While reading the code of bookwyrm, i encounter this endpoint
This endpoint calls the function views.upload_cover.
You can see that it accepts a post request from the decorator above, and it requires authentication, which is not a problem since bookwyrm allow self registration. In the function, you can see that it takes a post parameter cover-url, and pass it through the function set_cover_from_url, then save the the cover of the book based on the returned value of set_cover_from_url.
In set_cover_from_url, it pass the url argument to the function get_image.

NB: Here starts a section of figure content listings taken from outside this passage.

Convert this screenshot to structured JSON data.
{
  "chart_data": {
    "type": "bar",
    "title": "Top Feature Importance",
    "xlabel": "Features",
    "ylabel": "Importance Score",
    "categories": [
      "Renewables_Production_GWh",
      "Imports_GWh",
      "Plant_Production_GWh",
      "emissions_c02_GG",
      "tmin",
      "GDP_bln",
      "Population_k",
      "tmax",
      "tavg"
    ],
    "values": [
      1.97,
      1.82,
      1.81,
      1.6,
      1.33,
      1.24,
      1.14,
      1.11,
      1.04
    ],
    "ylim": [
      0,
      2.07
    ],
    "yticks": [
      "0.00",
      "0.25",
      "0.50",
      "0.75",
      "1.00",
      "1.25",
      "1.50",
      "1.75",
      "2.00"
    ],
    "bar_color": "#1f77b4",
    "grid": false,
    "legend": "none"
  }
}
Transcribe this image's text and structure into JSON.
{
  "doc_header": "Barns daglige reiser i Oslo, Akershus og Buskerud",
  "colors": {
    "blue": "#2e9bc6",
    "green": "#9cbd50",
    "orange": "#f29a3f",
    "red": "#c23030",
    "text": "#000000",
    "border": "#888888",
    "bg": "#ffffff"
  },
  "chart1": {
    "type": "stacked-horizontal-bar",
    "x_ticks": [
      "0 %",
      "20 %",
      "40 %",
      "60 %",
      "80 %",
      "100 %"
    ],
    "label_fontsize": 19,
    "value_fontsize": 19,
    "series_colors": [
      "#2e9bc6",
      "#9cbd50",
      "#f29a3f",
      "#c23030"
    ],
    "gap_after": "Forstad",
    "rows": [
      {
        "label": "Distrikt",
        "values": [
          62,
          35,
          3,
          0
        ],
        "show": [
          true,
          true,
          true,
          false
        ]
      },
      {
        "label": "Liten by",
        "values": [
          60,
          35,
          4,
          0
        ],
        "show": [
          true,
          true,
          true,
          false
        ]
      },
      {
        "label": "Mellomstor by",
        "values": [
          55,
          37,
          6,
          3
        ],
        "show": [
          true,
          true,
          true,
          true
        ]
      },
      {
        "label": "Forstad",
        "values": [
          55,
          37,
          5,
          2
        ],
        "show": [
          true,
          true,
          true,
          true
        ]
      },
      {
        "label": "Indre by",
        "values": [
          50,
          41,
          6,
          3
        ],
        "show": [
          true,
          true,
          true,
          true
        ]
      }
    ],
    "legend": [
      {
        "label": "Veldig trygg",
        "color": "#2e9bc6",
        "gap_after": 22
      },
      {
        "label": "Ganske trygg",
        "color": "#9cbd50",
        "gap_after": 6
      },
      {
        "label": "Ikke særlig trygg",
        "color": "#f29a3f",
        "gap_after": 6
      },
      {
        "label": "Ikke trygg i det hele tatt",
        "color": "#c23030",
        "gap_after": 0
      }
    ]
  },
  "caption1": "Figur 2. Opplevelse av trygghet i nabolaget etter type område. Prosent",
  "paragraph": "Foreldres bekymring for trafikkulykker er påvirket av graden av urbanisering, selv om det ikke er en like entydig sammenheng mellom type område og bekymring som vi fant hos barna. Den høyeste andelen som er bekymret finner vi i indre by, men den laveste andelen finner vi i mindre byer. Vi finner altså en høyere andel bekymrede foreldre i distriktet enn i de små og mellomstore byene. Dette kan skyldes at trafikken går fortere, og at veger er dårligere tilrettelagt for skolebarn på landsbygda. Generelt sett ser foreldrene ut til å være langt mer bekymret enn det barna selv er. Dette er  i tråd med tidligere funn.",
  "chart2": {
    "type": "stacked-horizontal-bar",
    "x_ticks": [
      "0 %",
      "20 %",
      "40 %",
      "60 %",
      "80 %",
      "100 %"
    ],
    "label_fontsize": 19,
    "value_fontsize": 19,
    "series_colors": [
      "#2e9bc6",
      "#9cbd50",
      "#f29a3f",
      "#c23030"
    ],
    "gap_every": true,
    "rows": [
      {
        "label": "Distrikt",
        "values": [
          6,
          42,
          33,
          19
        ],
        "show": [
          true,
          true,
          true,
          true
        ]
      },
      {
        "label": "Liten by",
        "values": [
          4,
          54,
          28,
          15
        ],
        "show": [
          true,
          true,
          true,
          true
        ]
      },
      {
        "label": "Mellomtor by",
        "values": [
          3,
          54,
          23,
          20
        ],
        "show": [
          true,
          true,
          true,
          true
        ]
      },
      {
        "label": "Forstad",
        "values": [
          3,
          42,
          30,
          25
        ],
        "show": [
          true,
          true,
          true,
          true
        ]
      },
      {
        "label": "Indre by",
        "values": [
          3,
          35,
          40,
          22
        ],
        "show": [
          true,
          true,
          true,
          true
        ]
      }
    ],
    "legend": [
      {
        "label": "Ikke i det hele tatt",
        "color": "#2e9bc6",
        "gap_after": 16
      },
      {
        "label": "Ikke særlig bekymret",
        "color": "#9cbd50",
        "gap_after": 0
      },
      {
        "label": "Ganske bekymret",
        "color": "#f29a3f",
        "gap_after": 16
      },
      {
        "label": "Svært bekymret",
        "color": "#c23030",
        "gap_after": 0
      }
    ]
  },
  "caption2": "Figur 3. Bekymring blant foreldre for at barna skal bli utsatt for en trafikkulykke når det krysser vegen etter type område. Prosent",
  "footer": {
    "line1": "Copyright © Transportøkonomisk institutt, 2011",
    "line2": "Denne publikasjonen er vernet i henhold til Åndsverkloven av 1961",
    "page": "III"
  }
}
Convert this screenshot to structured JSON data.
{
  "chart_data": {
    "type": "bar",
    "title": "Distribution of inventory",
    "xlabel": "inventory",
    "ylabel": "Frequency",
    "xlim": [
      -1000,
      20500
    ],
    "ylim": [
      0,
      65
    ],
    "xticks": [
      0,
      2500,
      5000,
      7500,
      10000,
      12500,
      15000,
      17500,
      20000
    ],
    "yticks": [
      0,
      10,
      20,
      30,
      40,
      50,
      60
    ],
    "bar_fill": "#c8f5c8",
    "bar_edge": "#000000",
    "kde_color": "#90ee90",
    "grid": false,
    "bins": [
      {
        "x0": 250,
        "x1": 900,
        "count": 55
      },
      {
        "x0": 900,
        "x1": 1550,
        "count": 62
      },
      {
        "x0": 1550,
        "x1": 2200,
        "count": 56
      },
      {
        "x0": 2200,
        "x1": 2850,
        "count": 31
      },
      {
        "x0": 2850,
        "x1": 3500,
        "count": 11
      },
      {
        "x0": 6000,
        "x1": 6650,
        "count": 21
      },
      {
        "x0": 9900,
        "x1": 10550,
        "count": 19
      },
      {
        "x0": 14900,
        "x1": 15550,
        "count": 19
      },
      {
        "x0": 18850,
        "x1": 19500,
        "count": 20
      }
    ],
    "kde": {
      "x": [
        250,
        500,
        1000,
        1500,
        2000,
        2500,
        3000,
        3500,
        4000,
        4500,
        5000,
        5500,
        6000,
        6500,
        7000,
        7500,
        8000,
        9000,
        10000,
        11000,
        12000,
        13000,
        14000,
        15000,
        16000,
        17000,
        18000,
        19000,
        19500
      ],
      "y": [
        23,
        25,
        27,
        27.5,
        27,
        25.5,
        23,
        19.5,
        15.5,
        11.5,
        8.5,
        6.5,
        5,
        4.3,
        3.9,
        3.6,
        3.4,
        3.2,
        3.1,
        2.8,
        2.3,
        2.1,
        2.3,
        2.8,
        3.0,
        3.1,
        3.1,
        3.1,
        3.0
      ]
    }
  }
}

Then, it generates a random image_name and return the image name and the content from the get_image function.
In theget_image function, it pass our url argument to requests.get and return the response. Making it vulnerable to ssrf.
So to test it out, i hosted my own bookworm instance and tested out the bug.
I put http://172.18.0.1/ in the cover-url which is the internal ip of my vps since my bookwyrm instance is hosted with docker. As you see, it responded with a redirect, just like what we expected
Now when we visit the cover of book 2, we will see this.
I host a wordpress instace on my vps and the response show a wordpress instance so this verifies that our ssrf works.
I tried achieving lfi with it, unfortunately, by default, requests.get of python doesnt accept the file:// scheme.
This is the end of the writeup, thanks for reading. Thank you to the maintainer of bookwyrm for being cooperative and responsive.